16/08/2023

Kety Fusco

Anfiteatro di Orselina, Orselina (Svizzera)


Un viaggio che può essere sia un sogno che un incubo, a seconda dei punti di vista. Con queste parole Kety Fusco ha presentato al pubblico il concerto che si sarebbe di lì a poco apprestata a suonare nell’anfiteatro del parco di Orselina, in Ticino. Tuttavia, osservandolo a posteriori, risulta difficile interpretare questo spettacolo come un’esperienza musicale da incubo. Anche perché nell’anno di “The Harp”, dopo l’avvenuta campionatura di oltre quattrocento suoni e rumori in un’avanguardistica libreria digitale pubblicata sul proprio sito, Fusco ha ideato per la serata una setlist in cui la componente orrorifica che tratteggia la sua recente produzione musicale è stata drasticamente ridotta e sacrificata per un’impostazione con lo sguardo rivolto piuttosto al passato, celebrando così una ricca, per quanto ancor breve, carriera.

Sotto un cielo stellato e con uno scorcio mozzafiato sul Lago Maggiore e sulle montagne che lo circoscrivono, lo show dell’arpista toscana, ormai da diversi anni in pianta stabile nella Svizzera italiana, si è incardinato, soprattutto nella sua seconda fase, sui brani di “Dazed”. E poiché la cornice ambientale della location a cielo aperto ha sostituito il comparto visivo pivotale nell’esibizione multisensoriale inaugurata alla Royal Albert Hall a Londra, la componente dance e trance del debutto su disco della musicista ha preso il sopravvento. Questo non significa che non ci sia stato modo di apprezzare nella parte introduttiva di un viaggio sonoro durato più di un’ora (se si considera il bis) anche la componente più atmosferica e sperimentale delle composizioni di Fusco.
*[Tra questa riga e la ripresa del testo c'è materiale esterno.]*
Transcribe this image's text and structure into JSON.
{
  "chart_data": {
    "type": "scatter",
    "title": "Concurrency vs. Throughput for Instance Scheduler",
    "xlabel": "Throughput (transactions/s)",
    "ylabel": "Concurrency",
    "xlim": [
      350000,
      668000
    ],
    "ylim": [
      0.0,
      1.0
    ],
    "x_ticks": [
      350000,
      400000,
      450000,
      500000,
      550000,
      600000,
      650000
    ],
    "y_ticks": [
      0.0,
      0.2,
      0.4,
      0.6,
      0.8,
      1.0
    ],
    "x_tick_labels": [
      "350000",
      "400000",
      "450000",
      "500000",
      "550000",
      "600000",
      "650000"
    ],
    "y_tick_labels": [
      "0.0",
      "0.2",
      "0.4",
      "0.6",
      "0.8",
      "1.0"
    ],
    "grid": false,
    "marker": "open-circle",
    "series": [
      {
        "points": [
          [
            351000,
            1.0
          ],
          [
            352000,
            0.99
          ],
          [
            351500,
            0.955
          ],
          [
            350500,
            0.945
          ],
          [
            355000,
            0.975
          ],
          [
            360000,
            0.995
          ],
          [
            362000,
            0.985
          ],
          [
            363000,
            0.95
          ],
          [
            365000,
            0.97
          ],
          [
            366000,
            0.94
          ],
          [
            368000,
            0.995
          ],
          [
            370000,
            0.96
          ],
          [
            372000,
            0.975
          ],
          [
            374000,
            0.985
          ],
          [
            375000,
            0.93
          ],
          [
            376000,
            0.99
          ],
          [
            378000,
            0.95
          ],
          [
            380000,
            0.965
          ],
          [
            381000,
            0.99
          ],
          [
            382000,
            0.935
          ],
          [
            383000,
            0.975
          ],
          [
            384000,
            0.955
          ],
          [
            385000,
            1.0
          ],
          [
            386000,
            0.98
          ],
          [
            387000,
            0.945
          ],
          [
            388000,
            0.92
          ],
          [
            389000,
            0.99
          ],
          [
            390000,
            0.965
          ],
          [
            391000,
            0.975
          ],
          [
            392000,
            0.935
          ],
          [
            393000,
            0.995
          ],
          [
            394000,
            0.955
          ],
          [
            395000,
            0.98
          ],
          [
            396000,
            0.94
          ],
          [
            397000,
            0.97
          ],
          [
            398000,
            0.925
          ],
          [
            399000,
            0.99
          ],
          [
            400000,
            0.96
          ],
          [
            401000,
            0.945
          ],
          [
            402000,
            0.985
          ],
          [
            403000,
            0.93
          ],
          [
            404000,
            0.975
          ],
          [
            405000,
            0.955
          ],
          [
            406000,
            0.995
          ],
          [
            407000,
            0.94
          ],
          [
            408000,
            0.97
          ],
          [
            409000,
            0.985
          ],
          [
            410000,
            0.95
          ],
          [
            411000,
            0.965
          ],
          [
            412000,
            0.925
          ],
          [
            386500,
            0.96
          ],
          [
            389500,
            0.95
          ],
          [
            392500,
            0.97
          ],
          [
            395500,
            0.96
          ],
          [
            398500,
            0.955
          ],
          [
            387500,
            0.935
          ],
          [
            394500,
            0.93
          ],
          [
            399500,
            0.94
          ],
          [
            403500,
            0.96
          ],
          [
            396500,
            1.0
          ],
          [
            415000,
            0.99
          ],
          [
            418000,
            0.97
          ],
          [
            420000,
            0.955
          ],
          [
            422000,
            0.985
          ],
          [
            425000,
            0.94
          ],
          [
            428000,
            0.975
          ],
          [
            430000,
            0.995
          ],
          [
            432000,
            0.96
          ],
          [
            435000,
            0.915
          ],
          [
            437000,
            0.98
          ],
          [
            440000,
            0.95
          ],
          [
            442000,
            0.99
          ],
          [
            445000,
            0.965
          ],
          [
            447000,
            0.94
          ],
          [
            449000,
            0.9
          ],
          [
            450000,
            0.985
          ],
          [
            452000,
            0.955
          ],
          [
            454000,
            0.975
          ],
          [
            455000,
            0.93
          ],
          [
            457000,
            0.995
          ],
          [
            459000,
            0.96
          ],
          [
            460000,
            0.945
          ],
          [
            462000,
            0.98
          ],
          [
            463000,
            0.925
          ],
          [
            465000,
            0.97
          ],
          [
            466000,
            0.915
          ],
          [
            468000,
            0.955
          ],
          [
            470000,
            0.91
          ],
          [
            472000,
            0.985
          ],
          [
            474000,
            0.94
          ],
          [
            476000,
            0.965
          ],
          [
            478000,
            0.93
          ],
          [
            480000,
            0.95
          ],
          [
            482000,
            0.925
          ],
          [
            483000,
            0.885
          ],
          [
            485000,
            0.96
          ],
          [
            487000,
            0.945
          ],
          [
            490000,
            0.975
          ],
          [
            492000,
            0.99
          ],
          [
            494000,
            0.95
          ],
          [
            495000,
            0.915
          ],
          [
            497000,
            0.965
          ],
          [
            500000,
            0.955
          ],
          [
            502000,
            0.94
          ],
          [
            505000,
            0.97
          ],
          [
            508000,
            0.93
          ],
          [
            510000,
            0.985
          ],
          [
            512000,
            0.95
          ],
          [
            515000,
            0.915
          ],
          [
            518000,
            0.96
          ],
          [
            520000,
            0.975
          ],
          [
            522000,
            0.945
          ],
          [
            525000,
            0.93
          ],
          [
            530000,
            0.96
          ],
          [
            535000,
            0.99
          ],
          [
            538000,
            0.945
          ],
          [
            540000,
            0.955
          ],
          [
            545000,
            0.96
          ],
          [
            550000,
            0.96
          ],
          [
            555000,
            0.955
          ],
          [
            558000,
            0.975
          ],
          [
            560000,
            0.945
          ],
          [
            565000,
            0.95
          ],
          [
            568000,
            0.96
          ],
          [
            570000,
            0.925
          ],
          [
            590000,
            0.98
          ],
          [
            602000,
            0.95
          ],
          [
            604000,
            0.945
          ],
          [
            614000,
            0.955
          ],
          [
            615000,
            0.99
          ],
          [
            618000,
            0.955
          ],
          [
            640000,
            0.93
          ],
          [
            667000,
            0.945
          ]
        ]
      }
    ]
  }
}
Un tappeto di arpeggi onirici e rarefatti, alternato ai suoni, ai rumori e alle pulsazioni di “The Harp”, ha infatti condotto ascoltatori e ascoltatrici al primo intermezzo di dirompente elettronica ballabile. Sopra il substrato di beat e battiti percussivi, Kety ha fatto dialogare fra loro arpa classica e arpa elettrica, arrivando talvolta a suonarle contemporaneamente, ciascuna con una singola mano.

La performance dell’arpista ha del resto i tratti fisici di una recitazione drammatica: suona e danza con tarantolato entusiasmo e, soprattutto nei movimenti simil-techno dei pezzi più martellanti, Fusco sembra richiamare a sé gli spiriti della notte per dare vita a una moderna tregenda musicale. Eppure, il momento migliore mi è sembrato essere quello di transizione tra la prima e la seconda parte, dove si è realizzata un’inaspettata unione tra modern classical, post-rock e indietronica. O forse si è trattata di una sorta di congiunzione astrale che tra conflagrazioni di arpeggi e deflagrazioni seleniche ha rischiarato questo angolo di Locarnese con la visione celestiale di una dimensione oltremondana.
D’altronde, che Kety Fusco avesse oltrepassato la realtà dell’arpa tradizionale, lo sapevamo già. Tuttavia, questo concerto, anche se meno ardito di quel che era lecito aspettarsi a partire dall’ascolto del primo capitolo della trilogia “The Harp”, lo ha riconfermato e ci ha ricordato che l’arpista toscana non è solo un’ambiziosa compositrice, ma anche una strepitosa concertista.